Today, we are excited to announce that VMware’s Project Radium will support Graphcore IPUs as part of its hardware disaggregation initiative. This will enable pooling and sharing of IPU resources over the primary datacenter network in virtualized, multi-tenant environments without pushing complexity to the user or management software. The network disaggregated scale-out architecture of the IPU-PODs coupled with flexible resource management features in Project Radium will unlock new frontiers in training very large models at scale and deploying models in reliable production environments for AI-based services.
VMware is the leading provider of enterprise virtualization software and tools for application modernization in the cloud. Through products like vSphere, Tanzu and NSX, VMware offers a diverse set of capabilities to customers in their application building and modernization journey. Project Radium is another feather in the cap in this impressive lineup of products.
A closer look at the IPU
The IPU is a new type of parallel processor designed with a keen focus on addressing the computational requirements of modern AI models. The IPU has a high degree of fine-grained parallelism at the hardware level; it supports single and half precision floating point arithmetic and is ideal for sparse compute without taking any specific dependency on sparsity in the underlying data. The processor is ideal for both training and inference of deep neural networks, which are the workhorse of contemporary ML workloads.
Instead of adopting a conventional SIMD/SIMT architecture like GPUs, the IPU uses a MIMD architecture with ultra-high bandwidth, on-chip memory and low-latency/high-bandwidth interconnects for efficient intra- and inter- chip communications. This makes IPUs an ideal target to parallelize machine learning models at datacenter scale.
IPU-PODs and the power of disaggregation
Scaling out from one to thousands of IPUs is seamless, thanks to IPU-POD architecture. IPU-PODs are network-disaggregated clusters of IPUs that can scale elastically based on workload needs and independently of CPU resources that they are connected to, over the network. This allows users to dial up or down the CPU:IPU ratio in hyperscale or on-prem enterprise environments through simple resource binding constructs. The IPU-POD architecture also enables near bare-metal performance in virtualized environments.
The flexibility offered by this independent scalability of CPU and IPU resources helps users meet workload specific demands on compute resources in a cost optimized manner.
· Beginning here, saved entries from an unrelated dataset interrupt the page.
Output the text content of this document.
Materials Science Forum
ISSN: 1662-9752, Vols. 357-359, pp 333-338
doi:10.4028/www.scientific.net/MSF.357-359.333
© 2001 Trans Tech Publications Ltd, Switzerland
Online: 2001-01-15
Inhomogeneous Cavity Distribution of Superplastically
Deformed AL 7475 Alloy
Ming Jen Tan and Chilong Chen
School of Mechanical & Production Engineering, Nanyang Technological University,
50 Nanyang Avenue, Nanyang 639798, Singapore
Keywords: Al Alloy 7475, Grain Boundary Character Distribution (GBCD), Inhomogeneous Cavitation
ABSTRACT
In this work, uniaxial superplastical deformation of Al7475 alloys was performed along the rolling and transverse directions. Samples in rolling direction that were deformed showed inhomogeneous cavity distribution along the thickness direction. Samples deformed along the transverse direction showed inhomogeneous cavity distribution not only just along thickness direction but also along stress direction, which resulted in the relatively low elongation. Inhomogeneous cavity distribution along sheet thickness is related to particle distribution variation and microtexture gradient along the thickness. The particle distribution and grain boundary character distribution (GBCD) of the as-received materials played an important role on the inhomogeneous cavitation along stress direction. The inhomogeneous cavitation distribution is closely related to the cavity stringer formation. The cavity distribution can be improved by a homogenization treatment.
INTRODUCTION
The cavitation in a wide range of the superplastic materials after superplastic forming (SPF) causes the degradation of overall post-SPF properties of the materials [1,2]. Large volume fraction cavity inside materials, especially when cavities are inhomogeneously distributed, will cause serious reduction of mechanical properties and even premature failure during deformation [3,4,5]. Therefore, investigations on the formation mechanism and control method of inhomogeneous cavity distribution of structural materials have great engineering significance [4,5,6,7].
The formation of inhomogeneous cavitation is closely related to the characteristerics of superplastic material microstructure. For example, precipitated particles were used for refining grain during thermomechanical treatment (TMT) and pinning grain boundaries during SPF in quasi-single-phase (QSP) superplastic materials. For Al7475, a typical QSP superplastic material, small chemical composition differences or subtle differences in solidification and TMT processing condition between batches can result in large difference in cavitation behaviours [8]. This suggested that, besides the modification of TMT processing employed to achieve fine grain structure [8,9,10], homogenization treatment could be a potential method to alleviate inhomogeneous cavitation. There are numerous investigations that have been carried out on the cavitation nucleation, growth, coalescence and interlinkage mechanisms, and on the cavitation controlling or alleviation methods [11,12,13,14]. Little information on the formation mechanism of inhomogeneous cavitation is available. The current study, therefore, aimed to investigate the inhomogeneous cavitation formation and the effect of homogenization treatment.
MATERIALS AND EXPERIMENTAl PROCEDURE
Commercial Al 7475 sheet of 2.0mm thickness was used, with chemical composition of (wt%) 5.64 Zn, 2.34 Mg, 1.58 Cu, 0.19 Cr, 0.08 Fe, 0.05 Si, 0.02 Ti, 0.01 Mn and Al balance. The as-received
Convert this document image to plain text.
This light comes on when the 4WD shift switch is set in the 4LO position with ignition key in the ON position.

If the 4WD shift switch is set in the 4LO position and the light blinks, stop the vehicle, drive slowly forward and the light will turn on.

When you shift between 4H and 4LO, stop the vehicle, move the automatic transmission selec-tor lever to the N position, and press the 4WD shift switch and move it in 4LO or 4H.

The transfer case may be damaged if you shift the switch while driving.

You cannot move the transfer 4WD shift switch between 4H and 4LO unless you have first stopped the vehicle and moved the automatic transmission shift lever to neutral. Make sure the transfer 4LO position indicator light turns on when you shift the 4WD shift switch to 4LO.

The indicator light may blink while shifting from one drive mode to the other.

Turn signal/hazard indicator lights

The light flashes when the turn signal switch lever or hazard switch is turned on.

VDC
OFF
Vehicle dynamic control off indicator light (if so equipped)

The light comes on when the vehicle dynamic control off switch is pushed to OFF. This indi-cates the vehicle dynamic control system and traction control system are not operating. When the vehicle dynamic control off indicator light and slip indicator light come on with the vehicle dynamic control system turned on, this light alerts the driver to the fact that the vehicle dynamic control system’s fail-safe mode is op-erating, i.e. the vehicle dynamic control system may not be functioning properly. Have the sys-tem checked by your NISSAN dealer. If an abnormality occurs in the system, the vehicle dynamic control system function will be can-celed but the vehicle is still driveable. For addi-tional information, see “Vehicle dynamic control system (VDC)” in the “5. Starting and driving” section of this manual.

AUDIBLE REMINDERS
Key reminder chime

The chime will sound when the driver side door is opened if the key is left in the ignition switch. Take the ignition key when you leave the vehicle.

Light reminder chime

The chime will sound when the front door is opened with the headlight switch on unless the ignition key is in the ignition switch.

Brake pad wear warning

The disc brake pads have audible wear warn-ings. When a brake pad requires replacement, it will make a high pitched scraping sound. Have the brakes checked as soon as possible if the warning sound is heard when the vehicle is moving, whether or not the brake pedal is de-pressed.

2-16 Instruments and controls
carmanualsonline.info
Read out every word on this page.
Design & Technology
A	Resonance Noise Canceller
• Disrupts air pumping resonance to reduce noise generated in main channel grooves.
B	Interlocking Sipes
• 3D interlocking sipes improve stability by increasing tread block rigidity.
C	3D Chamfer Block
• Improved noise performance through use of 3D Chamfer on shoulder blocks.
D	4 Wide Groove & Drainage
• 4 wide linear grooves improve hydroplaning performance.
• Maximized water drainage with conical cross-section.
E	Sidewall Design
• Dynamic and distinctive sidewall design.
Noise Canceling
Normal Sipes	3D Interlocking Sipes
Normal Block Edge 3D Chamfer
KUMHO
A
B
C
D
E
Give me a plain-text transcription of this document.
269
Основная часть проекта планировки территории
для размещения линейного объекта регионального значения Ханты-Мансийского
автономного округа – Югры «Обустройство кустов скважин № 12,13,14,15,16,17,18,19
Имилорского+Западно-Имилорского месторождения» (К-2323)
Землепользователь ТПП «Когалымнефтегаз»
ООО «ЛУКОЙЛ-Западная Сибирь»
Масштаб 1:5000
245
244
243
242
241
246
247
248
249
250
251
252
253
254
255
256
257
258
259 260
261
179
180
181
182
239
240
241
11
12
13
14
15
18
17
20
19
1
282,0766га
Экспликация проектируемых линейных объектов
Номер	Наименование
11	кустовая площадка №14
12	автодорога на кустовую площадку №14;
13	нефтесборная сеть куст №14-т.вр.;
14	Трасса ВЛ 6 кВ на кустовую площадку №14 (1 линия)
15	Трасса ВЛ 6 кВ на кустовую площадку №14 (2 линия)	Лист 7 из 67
As an example, ML models for natural language processing tasks are generally not CPU intensive whereas computer vision tasks can be CPU intensive due to tasks such as image pre-processing or augmentation. This can be especially useful in cloud environments wherein spinning up and down CPU resources is easy and allows customers to reap the benefits of economies of scale.
Software considerations
Graphcore’s Poplar SDK has been co-designed with the processor since Graphcore’s inception. It supports standard machine learning frameworks including PyTorch and TensorFlow, as well as container, orchestration and deployment platform technologies such as Docker and Kubernetes.
Besides support for core machine learning software frameworks, integration with virtualization, orchestration and scheduling software is crucial for customers to easily use IPUs at scale in enterprise environments. Multi-tenancy, isolation and security are key tenets that solution providers need to adhere to while operating in hyperscale environments. Resource management components in Graphcore’s software stack facilitate easy integration with a variety of cloud provisioning and management stacks such as the one offered by VMware. As a result, operating in public cloud, hybrid cloud or on-prem infrastructure environments becomes frictionless.
About Project Radium
Taking a big step towards disaggregated computation optimized for AI, Project Radium enables remoting, pooling and sharing of resources on a wide range of different hardware architectures, including Graphcore IPUs and IPU-PODs.
Device virtualization and remoting capabilities are delivered across a multitude of high-performance AI accelerators without the need for explicit code changes or user intervention. Developers can fully concentrate on their models rather than hardware-specific compilers, drivers or software optimizations.
By dynamically attaching to hardware like IPU-PODs over a standard network, users will be able to leverage high-performance architectures such as the IPU to accelerate more demanding use cases at scale.
Enterprise AI made easy
Together, VMware and Graphcore are bringing Enterprise AI features within easy reach. VMware Radium allows users to leverage the unique benefits of the network disaggregated architecture of the IPU-PODs together with addressing the needs of multi-tenancy, isolation and security in the most demanding enterprise environments. Whether it is a public cloud, hybrid cloud or on-prem, VMware Radium and Graphcore IPUs will be there to offer the most cost-effective, enterprise-grade AI solutions for your applications.